Mexico arrests over La Santa Muerte cult killings
Police in northern Mexico have arrested eight people in connection with the killing of two 10-year-old boys and a woman in ritual sacrifices.
Prosecutors in the state of Sonora allege the suspects belong to the cult of La Santa Muerte, or Holy Death.
A spokesman said the victims' blood appeared to have been poured round an altar to the idol, which is portrayed as a skeleton holding a scythe.
The cult, which reveres death, has been growing rapidly in Mexico.
Jose Larrinaga, spokesman for Sonora state prosecutors, said the most recent killing was earlier this month, while the other two were committed in 2009 and 2010.

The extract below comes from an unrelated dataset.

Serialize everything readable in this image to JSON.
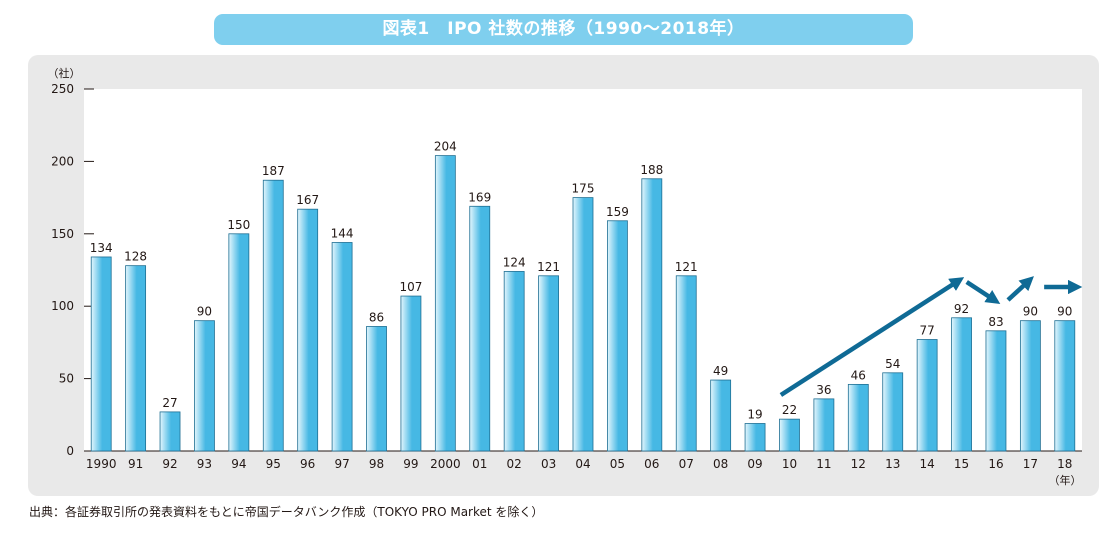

Their bodies were found at the altar site in the small mining community of Nacozari, some 70 miles (110km) south of Douglas, Arizona.
Investigations were launched after the family of 10-year-old Jesus Octavio Martinez Yanez reported him missing early this month.
Mr Larrinaga said the murders took place at a ritual during the night, lit by candles.
"They sliced open the victims' veins and, while they were still alive, they waited for them to bleed to death and collected the blood in a container," he said.
There have been no confirmed killings previously attributed to the cult, which follows a mix of Catholic faith with indigenous and pagan beliefs.
Many of those arrested belonged to the same family, reports said.
Silvia Meraz, one of the suspects, and her son, Ramon Palacios, were allegedly leaders of the cult, according to prosecutors.
Speaking to reporters, she said: "We all agreed to do it. Supposedly she [one of the victims] was a witch or something."
She did not comment on the other killings.